Given two symmetric matrices, \(A\) and \(B\), how can we determine the vector \(u\) such that \(u^{\top} A u\) is maximal, knowing that \(u^{\top} B u = 1\)? We simply take \(u\) as the eigenvector of \(B^{-1}A\) associated with \(\lambda\), the maximal eigenvalue of \(B^{-1}A\). We thus obtain \[u^{\top} A u = u^{\top}\lambda M u = \lambda U^{\top} M u = \lambda.\]
If \(A\) has eigenvalues (real, but not necessarily distinct) \(\lambda_{1}, \dots, \lambda_{n}\), then
\(\text{det}(A) = \prod_{i = 1}^{n} \lambda_i\)
\(\text{tr}(A) = \sum_{i = 1}^{n} \lambda_i.\)

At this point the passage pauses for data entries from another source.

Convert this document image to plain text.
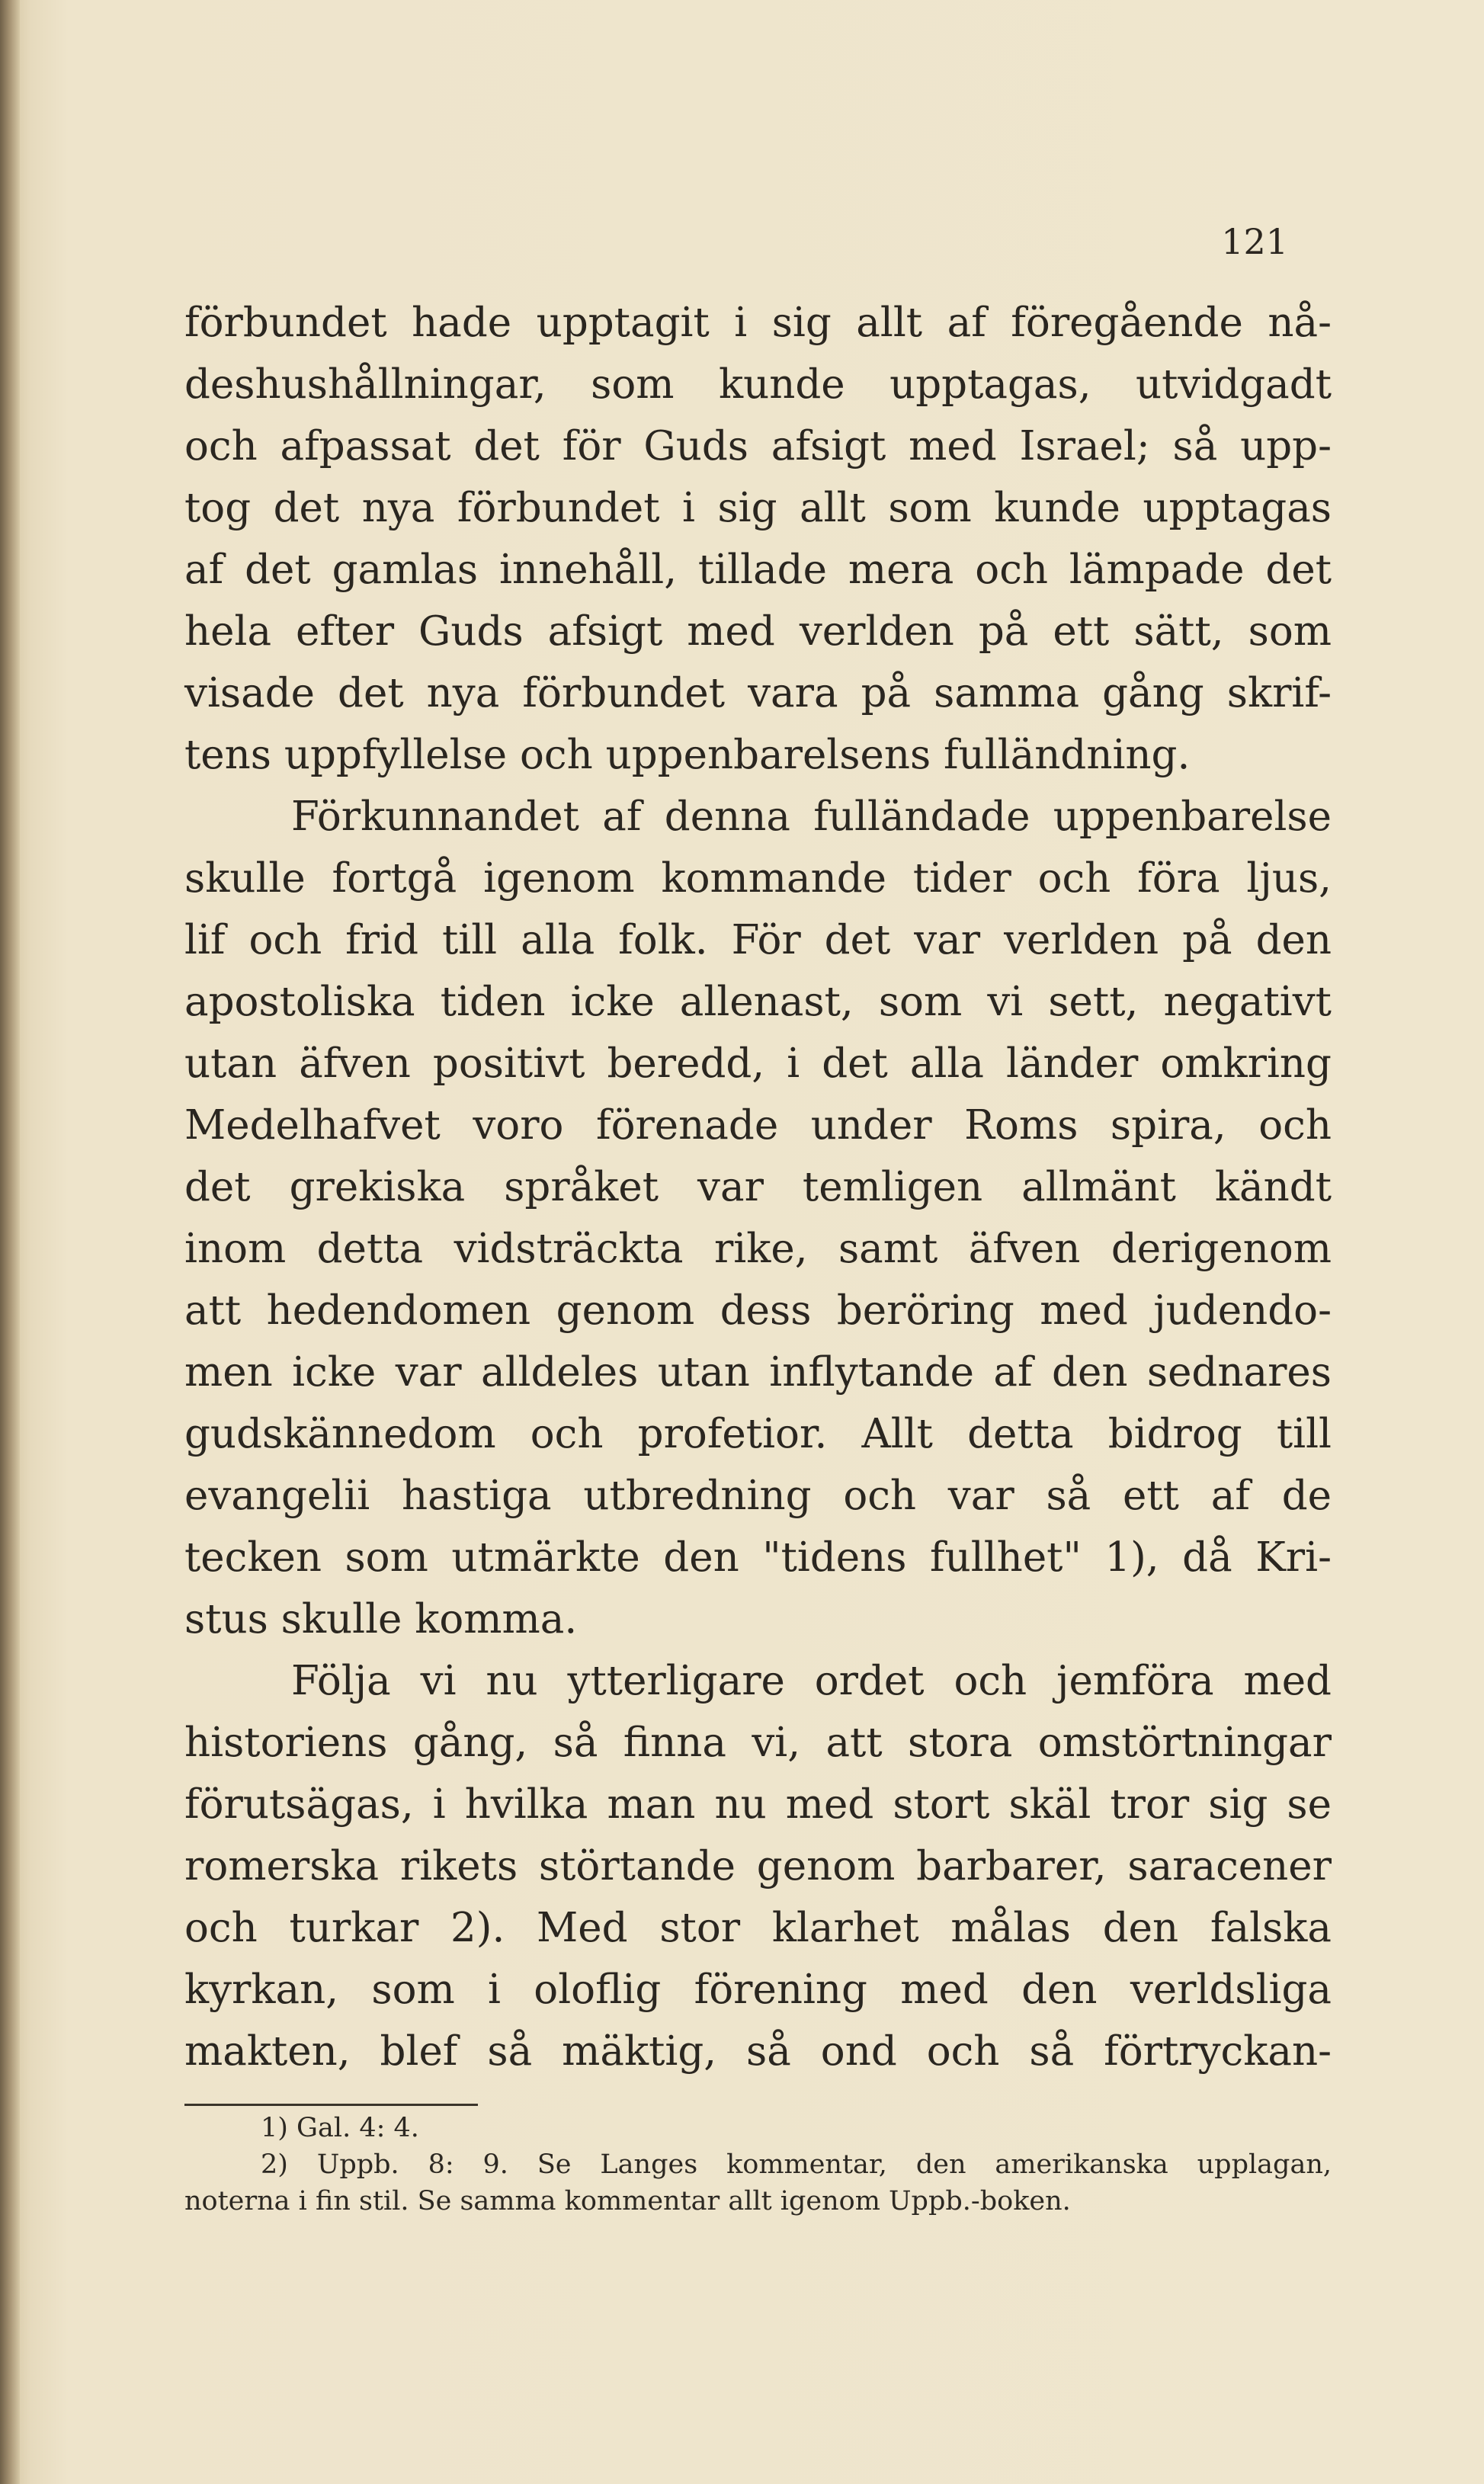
121
förbundet hade upptagit i sig allt af föregående nå-
deshushållningar, som kunde upptagas, utvidgadt
och afpassat det för Guds afsigt med Israel; så upp-
tog det nya förbundet i sig allt som kunde upptagas
af det gamlas innehåll, tillade mera och lämpade det
hela efter Guds afsigt med verlden på ett sätt, som
visade det nya förbundet vara på samma gång skrif-
tens uppfyllelse och uppenbarelsens fulländning.
Förkunnandet af denna fulländade uppenbarelse
skulle fortgå igenom kommande tider och föra ljus,
lif och frid till alla folk. För det var verlden på den
apostoliska tiden icke allenast, som vi sett, negativt
utan äfven positivt beredd, i det alla länder omkring
Medelhafvet voro förenade under Roms spira, och
det grekiska språket var temligen allmänt kändt
inom detta vidsträckta rike, samt äfven derigenom
att hedendomen genom dess beröring med judendo-
men icke var alldeles utan inflytande af den sednares
gudskännedom och profetior. Allt detta bidrog till
evangelii hastiga utbredning och var så ett af de
tecken som utmärkte den "tidens fullhet" 1), då Kri-
stus skulle komma.
Följa vi nu ytterligare ordet och jemföra med
historiens gång, så finna vi, att stora omstörtningar
förutsägas, i hvilka man nu med stort skäl tror sig se
romerska rikets störtande genom barbarer, saracener
och turkar 2). Med stor klarhet målas den falska
kyrkan, som i oloflig förening med den verldsliga
makten, blef så mäktig, så ond och så förtryckan-
1) Gal. 4: 4.
2) Uppb. 8: 9. Se Langes kommentar, den amerikanska upplagan,
noterna i fin stil. Se samma kommentar allt igenom Uppb.-boken.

Using the spectral decomposition theorem, there exists an invertible matrix \(P\) such that \(A = P \Lambda P^{-1}\), where \(\Lambda\) is a diagonal matrix containing the eigenvalues. We therefore have, for the determinant,
\[\text{det}(A) = \text{det}(P \Lambda P^{-1}) = \text{det}(P)\text{det}(\Lambda)\text{det}(P^{-1}) = \text{det}(P)\text{det}(\Lambda)\text{det}(P)^{-1} = \text{det}(\lambda) = \prod_{i = 1}^{n} \lambda_i, \]
and, for the trace,
\[\text{tr}(A) = \text{tr}(P \Lambda P^{-1}) = \text{tr}(P^{-1} P \Lambda) = \text{tr}(\Lambda) = \sum_{i = 1}^{n} \lambda_i.\]
References
Deisenroth, Marc Peter, A. Aldo Faisal, and Cheng Soon Ong. 2020.
Mathematics for Machine Learning. 1st ed. Cambridge University Press.
https://doi.org/10.1017/9781108679930.
Grifone, Joseph. 2024. Algèbre Linéaire. 7e edition. Toulouse: CEPADUES.